About The Role
We are looking for a proactive and experienced
Senior DevOps Engineer with a minimum of
4 years of hands-on experience. You will play a crucial role in managing our cloud infrastructure, automating our software delivery processes, and ensuring the high availability of our services. You'll work closely with multiple engineering teams and business units, taking ownership of various projects from conception to completion.
What You Will Do:
- Architect and manage CI/CD pipelines to enable continuous integration and deployment across our systems.
- Maintain and scale our Kubernetes infrastructure, ensuring it meets our growing demands for performance and reliability.
- Implement and manage infrastructure as code (IaC) using Terraform, provisioning and configuring cloud resources in an automated and consistent manner.
- Automate workflows and processes using tools like GitHub Actions.
- Administer Cloudflare for DNS management, security, and performance optimization.
- Manage secrets and sensitive data using a dedicated secret manager to enhance security.

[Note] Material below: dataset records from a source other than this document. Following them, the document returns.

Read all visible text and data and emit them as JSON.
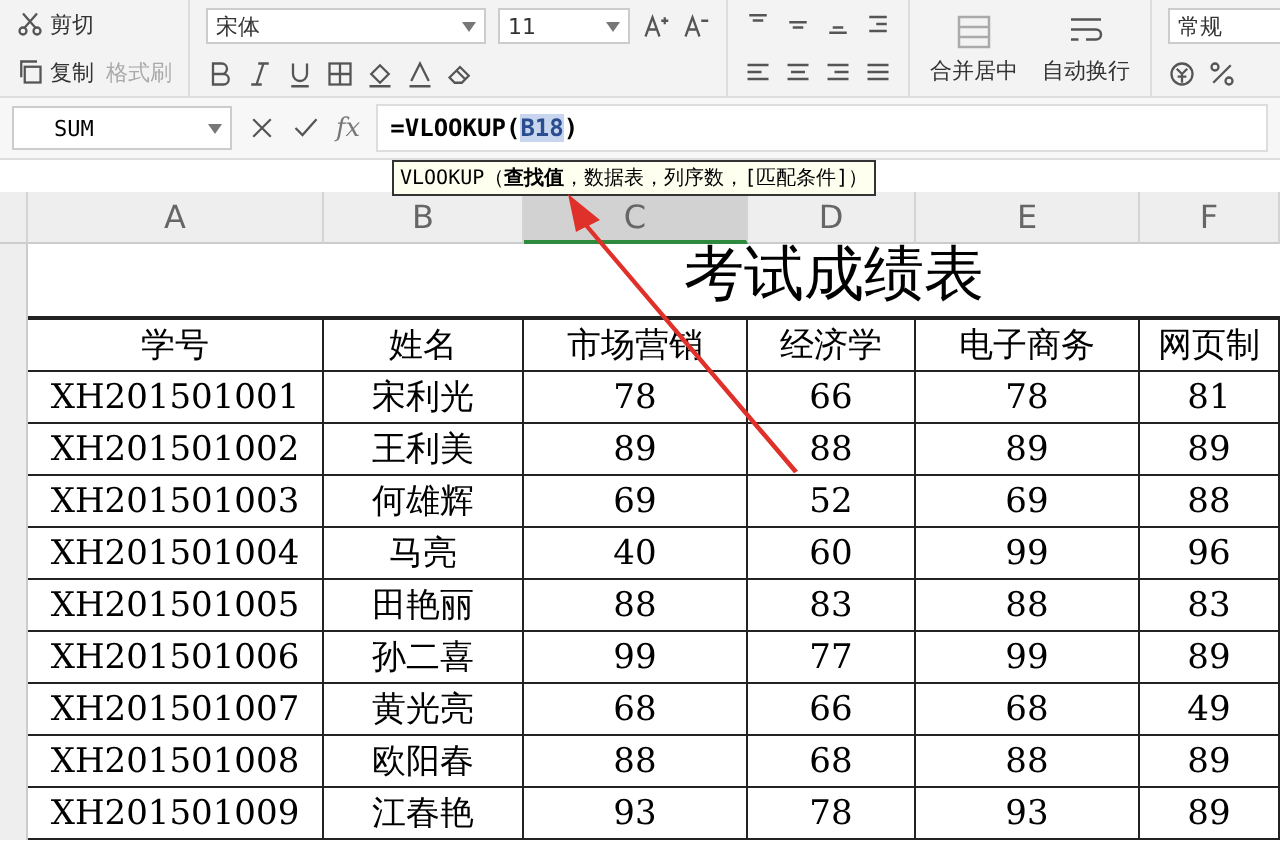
{
  "ribbon": {
    "clipboard": {
      "cut": "剪切",
      "copy": "复制",
      "format_painter": "格式刷"
    },
    "font": {
      "name": "宋体",
      "size": "11"
    },
    "merge": "合并居中",
    "wrap": "自动换行",
    "number_format": "常规"
  },
  "formula_bar": {
    "name_box": "SUM",
    "fx": "fx",
    "formula": {
      "before": "=VLOOKUP(",
      "reference": "B18",
      "after": ")"
    }
  },
  "tooltip": "VLOOKUP（**查找值**，数据表，列序数，[匹配条件]）",
  "columns": [
    {
      "label": "A",
      "selected": false
    },
    {
      "label": "B",
      "selected": false
    },
    {
      "label": "C",
      "selected": true
    },
    {
      "label": "D",
      "selected": false
    },
    {
      "label": "E",
      "selected": false
    },
    {
      "label": "F",
      "selected": false
    }
  ],
  "sheet": {
    "title": "考试成绩表",
    "headers": [
      "学号",
      "姓名",
      "市场营销",
      "经济学",
      "电子商务",
      "网页制"
    ],
    "rows": [
      [
        "XH201501001",
        "宋利光",
        "78",
        "66",
        "78",
        "81"
      ],
      [
        "XH201501002",
        "王利美",
        "89",
        "88",
        "89",
        "89"
      ],
      [
        "XH201501003",
        "何雄辉",
        "69",
        "52",
        "69",
        "88"
      ],
      [
        "XH201501004",
        "马亮",
        "40",
        "60",
        "99",
        "96"
      ],
      [
        "XH201501005",
        "田艳丽",
        "88",
        "83",
        "88",
        "83"
      ],
      [
        "XH201501006",
        "孙二喜",
        "99",
        "77",
        "99",
        "89"
      ],
      [
        "XH201501007",
        "黄光亮",
        "68",
        "66",
        "68",
        "49"
      ],
      [
        "XH201501008",
        "欧阳春",
        "88",
        "68",
        "88",
        "89"
      ],
      [
        "XH201501009",
        "江春艳",
        "93",
        "78",
        "93",
        "89"
      ]
    ]
  }
}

- Build and maintain monitoring and alerting systems using the Grafana/Prometheus stack to ensure system health and proactively identify issues.
- Collaborate with engineering teams to provide support and expertise on infrastructure-related needs.
- Lead Site Reliability initiatives to improve system uptime, performance, and overall resilience.
- Respond to and resolve production emergencies with a sense of urgency and professionalism.
What You'll Bring:
- Minimum 4 years of professional experience in a DevOps or Site Reliability Engineering role.
- Deep expertise in CI/CD principles and automation.
- Extensive experience with Kubernetes and containerization.
- Proficiency in Terraform for managing cloud infrastructure.
- Hands-on experience with GitHub Actions or similar workflow automation tools.
- Familiarity with Cloudflare or other content delivery networks (CDNs).
- Experience with secret management tools.
- Strong knowledge of the Grafana/Prometheus stack for monitoring and observability.
- Excellent problem-solving and communication skills, with the ability to manage multiple projects and priorities simultaneously.
- A proactive and ownership-driven mindset, especially during critical incidents.